Narey's goal was described at the time as a "toe-poke" by Jimmy Hill, a calumny that led to an 18-year (and still running) vendetta waged by the Tartan Army against our Jimmy - you might recall a large "Jimmy Hill is a Puff" banner at Lansdowne Road the last time the Scots visited. Well, that was part of the pay-back for his "toe-poke" comment. Eighteen years on.

And the very same Tartan Army is another reason why some us are smitten with Scotland's footballing fortunes. Who else would think to sing "Save the whales, save the whales, we're the famous Tartan Army and we're here to save the whales" during an away game against the Faroe Islands?

Or who else would celebrate an act of, em, loutish vandalism by singing "Wembley, Wembley, was the finest pitch in Europe till we took it all away" when their supporters dug it up many years back? And their managers? The greatest in history. Best of all? The former Partick Thistle boss John Lambie who once famously said, on being told his concussed striker did not know who he was, "that's great - tell him he's Pele and get him back on".

No wonder Donald Dewar was proud. My deepest, deepest regret, though, is that he didn't live to see the day that a - are you sitting comfortably up there, Donald - German was linked with the post of English national football manager. No kiddin' Donald, I tell thee the honest-to-God truth.

Berti Vogts is the man. Now, maybe in reality there's as much chance of Bertie Ahern getting the job but you have to admit: there's something faintly, uproariously, side-splittingly hilarious about a German's name even being mentioned in passing in relation to the post.

Better still would be if he got the job and conducted all his press conferences in his native tongue. That'd go down well with the boys from The Sun. Achtung, achtung, eh lads?
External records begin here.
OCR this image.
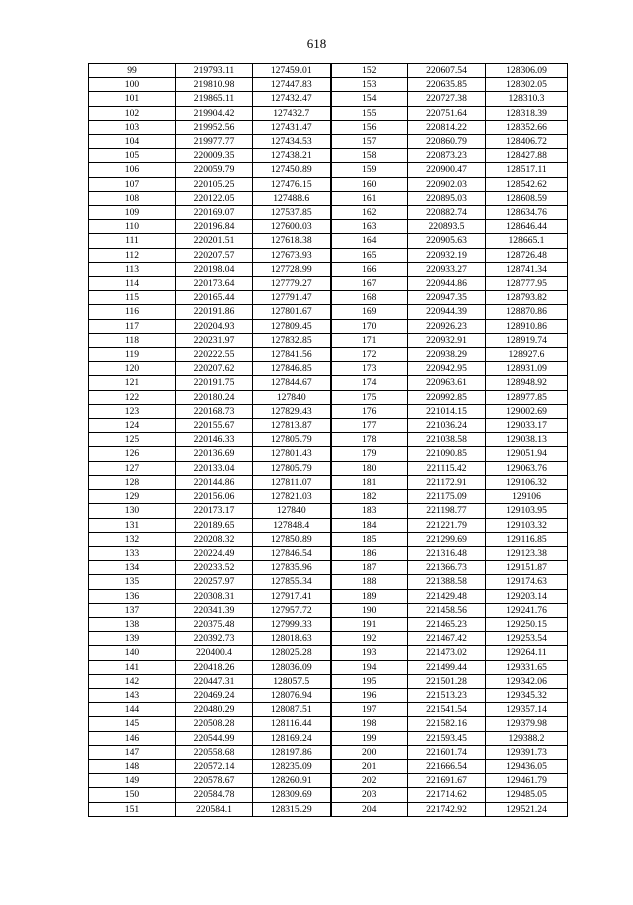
618
99	219793.11	127459.01	152	220607.54	128306.09
100	219810.98	127447.83	153	220635.85	128302.05
101	219865.11	127432.47	154	220727.38	128310.3
102	219904.42	127432.7	155	220751.64	128318.39
103	219952.56	127431.47	156	220814.22	128352.66
104	219977.77	127434.53	157	220860.79	128406.72
105	220009.35	127438.21	158	220873.23	128427.88
106	220059.79	127450.89	159	220900.47	128517.11
107	220105.25	127476.15	160	220902.03	128542.62
108	220122.05	127488.6	161	220895.03	128608.59
109	220169.07	127537.85	162	220882.74	128634.76
110	220196.84	127600.03	163	220893.5	128646.44
111	220201.51	127618.38	164	220905.63	128665.1
112	220207.57	127673.93	165	220932.19	128726.48
113	220198.04	127728.99	166	220933.27	128741.34
114	220173.64	127779.27	167	220944.86	128777.95
115	220165.44	127791.47	168	220947.35	128793.82
116	220191.86	127801.67	169	220944.39	128870.86
117	220204.93	127809.45	170	220926.23	128910.86
118	220231.97	127832.85	171	220932.91	128919.74
119	220222.55	127841.56	172	220938.29	128927.6
120	220207.62	127846.85	173	220942.95	128931.09
121	220191.75	127844.67	174	220963.61	128948.92
122	220180.24	127840	175	220992.85	128977.85
123	220168.73	127829.43	176	221014.15	129002.69
124	220155.67	127813.87	177	221036.24	129033.17
125	220146.33	127805.79	178	221038.58	129038.13
126	220136.69	127801.43	179	221090.85	129051.94
127	220133.04	127805.79	180	221115.42	129063.76
128	220144.86	127811.07	181	221172.91	129106.32
129	220156.06	127821.03	182	221175.09	129106
130	220173.17	127840	183	221198.77	129103.95
131	220189.65	127848.4	184	221221.79	129103.32
132	220208.32	127850.89	185	221299.69	129116.85
133	220224.49	127846.54	186	221316.48	129123.38
134	220233.52	127835.96	187	221366.73	129151.87
135	220257.97	127855.34	188	221388.58	129174.63
136	220308.31	127917.41	189	221429.48	129203.14
137	220341.39	127957.72	190	221458.56	129241.76
138	220375.48	127999.33	191	221465.23	129250.15
139	220392.73	128018.63	192	221467.42	129253.54
140	220400.4	128025.28	193	221473.02	129264.11
141	220418.26	128036.09	194	221499.44	129331.65
142	220447.31	128057.5	195	221501.28	129342.06
143	220469.24	128076.94	196	221513.23	129345.32
144	220480.29	128087.51	197	221541.54	129357.14
145	220508.28	128116.44	198	221582.16	129379.98
146	220544.99	128169.24	199	221593.45	129388.2
147	220558.68	128197.86	200	221601.74	129391.73
148	220572.14	128235.09	201	221666.54	129436.05
149	220578.67	128260.91	202	221691.67	129461.79
150	220584.78	128309.69	203	221714.62	129485.05
151	220584.1	128315.29	204	221742.92	129521.24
Bobby "we don't need a foreign manager - we gave the world the game, for God's sake" Charlton had nigh on spontaneously combusted on hearing that Arsene "yes that's true Bobby, but most of them play it better than you now" Wenger was being touted as the next England boss.

I didn't hear any reaction from Charlton on the Vogts story, but I tell you something, Donald, I bet you he didn't bear it bravely.